The final class in my anime history course for the Workers’ Educational Association was held last night. We had a good time, and were all sorry to have the class end. We’re planning to meet up again and I’ve put in some outlines for more classes we could do – now it’s just a case of waiting to see if the WEA can find time and venues for them, and if the demand is there.
The best part of the experience for me was working with such a diverse group of people. We ranged from fans born and brought up in Asia, with a good background knowledge of anime and its context, to a Disney fan who’d never seen any anime and wanted to find out what all the fuss was about, from those born before TV was commercially available to those who were teenagers at the start of the British anime explosion in 1991 and first saw anime on videotape, and someone taking A Levels next year whose first anime experience was seeing Dragonball Z on TV. With such a wide range of starting points and perspectives, we were able to look at many versions of anime’s history, based on chronology, technology, business, culture, international relations and social history.
The challenge of finding interesting ways to bring anime history alive for my students led me to explore new ideas and artists, or go deeper into those where I’d only scratched the surface before. Just like my efforts to find out more about Yukinobu Hoshino for my British Museum talk last month, my afternoons spent trawling the archives and the Internet for material to use in class were hugely enjoyable and enlightening, if sometimes frustrating and surprising.
To take just one example Kenzo Masaoka was a director and animator who influenced both Osamu Tezuka and Leiji Matsumoto. Trained in both Japanese and Western art and in music, he was responsible for the first Japanese talking anime (The World of Power and Women/Chikara to Onna no Yononaka, 1932,) and the first anime made entirely using cels (Chagama Ondo/Dance of the Chagamas, 1934. He made himself so respected in SFX films that at one time he was known as “the Japanese Melies” after early French SFX master Georges Melies. He’s also one of the elite group of animators to have been labelled “the Japanese Disney”, alongside Osamu Tezuka and Hayao Miyazaki. Like many early animators, he’s not nearly so widely known as his talent and achievement deserves.

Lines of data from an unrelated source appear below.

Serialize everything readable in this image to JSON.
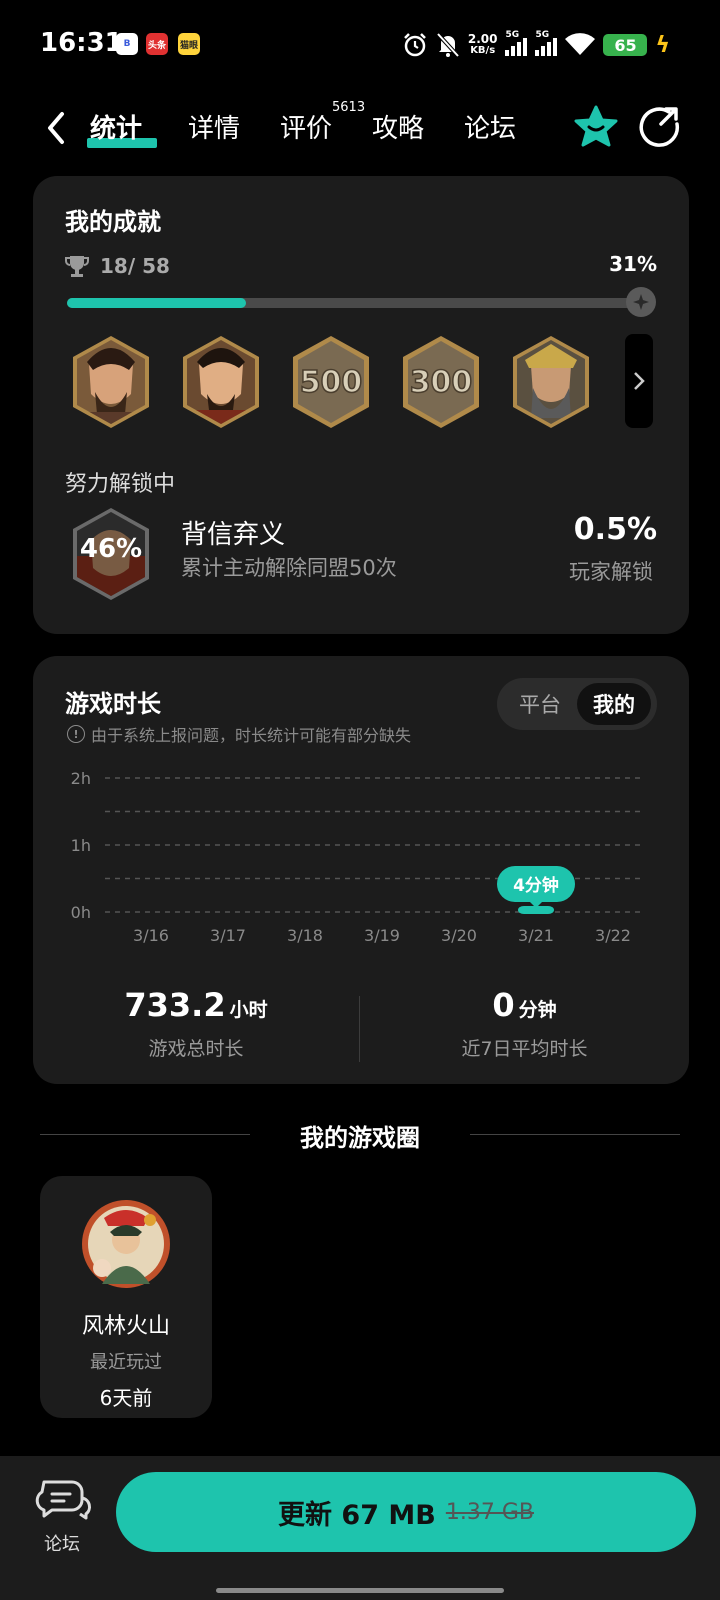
{
  "status_bar": {
    "time": "16:31",
    "app_icons": [
      "B",
      "头条",
      "猫眼"
    ],
    "net_speed_value": "2.00",
    "net_speed_unit": "KB/s",
    "signal1": "5G",
    "signal2": "5G",
    "battery": "65"
  },
  "nav": {
    "tabs": [
      {
        "label": "统计",
        "active": true
      },
      {
        "label": "详情",
        "active": false
      },
      {
        "label": "评价",
        "active": false
      },
      {
        "label": "攻略",
        "active": false
      },
      {
        "label": "论坛",
        "active": false
      }
    ],
    "review_count": "5613"
  },
  "achievements": {
    "title": "我的成就",
    "count": "18/ 58",
    "percent": "31%",
    "progress": 0.31,
    "badges": [
      "portrait-1",
      "portrait-2",
      "500",
      "300",
      "portrait-3"
    ],
    "unlocking_label": "努力解锁中",
    "current": {
      "progress": "46%",
      "name": "背信弃义",
      "desc": "累计主动解除同盟50次",
      "rate": "0.5%",
      "rate_label": "玩家解锁"
    }
  },
  "playtime": {
    "title": "游戏时长",
    "notice": "由于系统上报问题，时长统计可能有部分缺失",
    "toggle": {
      "off": "平台",
      "on": "我的"
    },
    "tooltip": "4分钟",
    "total_value": "733.2",
    "total_unit": "小时",
    "total_label": "游戏总时长",
    "avg_value": "0",
    "avg_unit": "分钟",
    "avg_label": "近7日平均时长"
  },
  "chart_data": {
    "type": "bar",
    "categories": [
      "3/16",
      "3/17",
      "3/18",
      "3/19",
      "3/20",
      "3/21",
      "3/22"
    ],
    "values": [
      0,
      0,
      0,
      0,
      0,
      4,
      0
    ],
    "value_unit": "minutes",
    "y_ticks": [
      "0h",
      "1h",
      "2h"
    ],
    "ylim": [
      0,
      120
    ],
    "grid": true,
    "highlight_label": "4分钟"
  },
  "game_circle": {
    "title": "我的游戏圈",
    "name": "风林火山",
    "sub": "最近玩过",
    "time": "6天前"
  },
  "bottom": {
    "forum_label": "论坛",
    "update_label": "更新 67 MB",
    "old_size": "1.37 GB"
  },
  "colors": {
    "accent": "#1ec4ad",
    "card_bg": "#1c1c1c",
    "page_bg": "#000000"
  }
}
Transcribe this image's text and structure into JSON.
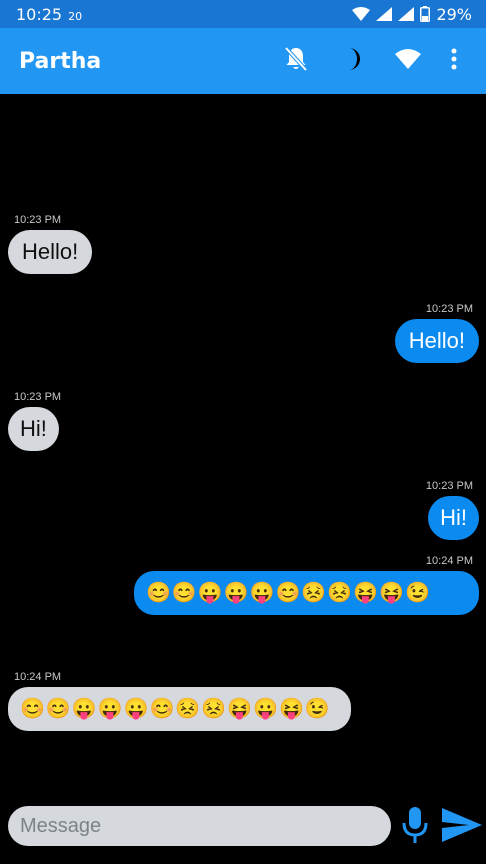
{
  "status_bar": {
    "time": "10:25",
    "time_extra": "20",
    "battery": "29%"
  },
  "app_bar": {
    "title": "Partha",
    "icons": [
      "bell-off-icon",
      "moon-icon",
      "wifi-icon",
      "more-vert-icon"
    ]
  },
  "messages": [
    {
      "direction": "incoming",
      "time": "10:23 PM",
      "text": "Hello!"
    },
    {
      "direction": "outgoing",
      "time": "10:23 PM",
      "text": "Hello!"
    },
    {
      "direction": "incoming",
      "time": "10:23 PM",
      "text": "Hi!"
    },
    {
      "direction": "outgoing",
      "time": "10:23 PM",
      "text": "Hi!"
    },
    {
      "direction": "outgoing",
      "time": "10:24 PM",
      "text": "😊😊😛😛😛😊😣😣😝😝😉"
    },
    {
      "direction": "incoming",
      "time": "10:24 PM",
      "text": "😊😊😛😛😛😊😣😣😝😛😝😉"
    }
  ],
  "input": {
    "placeholder": "Message"
  },
  "colors": {
    "status_bar": "#1976d2",
    "app_bar": "#2196f3",
    "incoming_bubble": "#d5d8dc",
    "outgoing_bubble": "#0b8bf0",
    "background": "#000000"
  }
}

He worked with many of the greats of prewar and wartime anime, and founded the company which would become Toei Animation after the war. He was an animator on his protege Mitsuyo Seo on Seo’s 1945 movie Momotaro’s Divine Sea Warriors (Momotaro Umi no Shinpei) but his own 1943 classic The Spider and The Tulip (Kumo to Tulip,) which powerfully affected both Osamu Tezuka and Leiji Matsumoto, neatly sidestepped the hardline propaganda demanded by the Government of the day.
There are a couple of his films in the Digital Meme boxset of early anime, but researching my course encouraged me to dig further and see more of his remarkable artistry. Introducing Masaoka to new and appreciative viewers, sharing the blissed-out trippiness of his 1947 film Abandoned Kitten Little Tora/Suteneko Tora-chan, with its mouse-powered sewing machine and its echoes of long-vanished childhoods, was pure joy.
There were so many other pleasures to share, from the insane energies of Satoshi Tomioka to the quirky humour of Jun Aoki. It’s been fun seeing the many strands of continuity that anchor anime to its historic origins, tracing the development of careers and companies, and discussing where the anime business might be headed in future.
Hello Helen. I sent you a few emails and you’re virtually unreachable! +(.
Just wondering if anything is happening this year at the WEA. They were a few weekend sessions listed on their website last week but I can’t find them anymore.
Are you still thinking about the online lessons??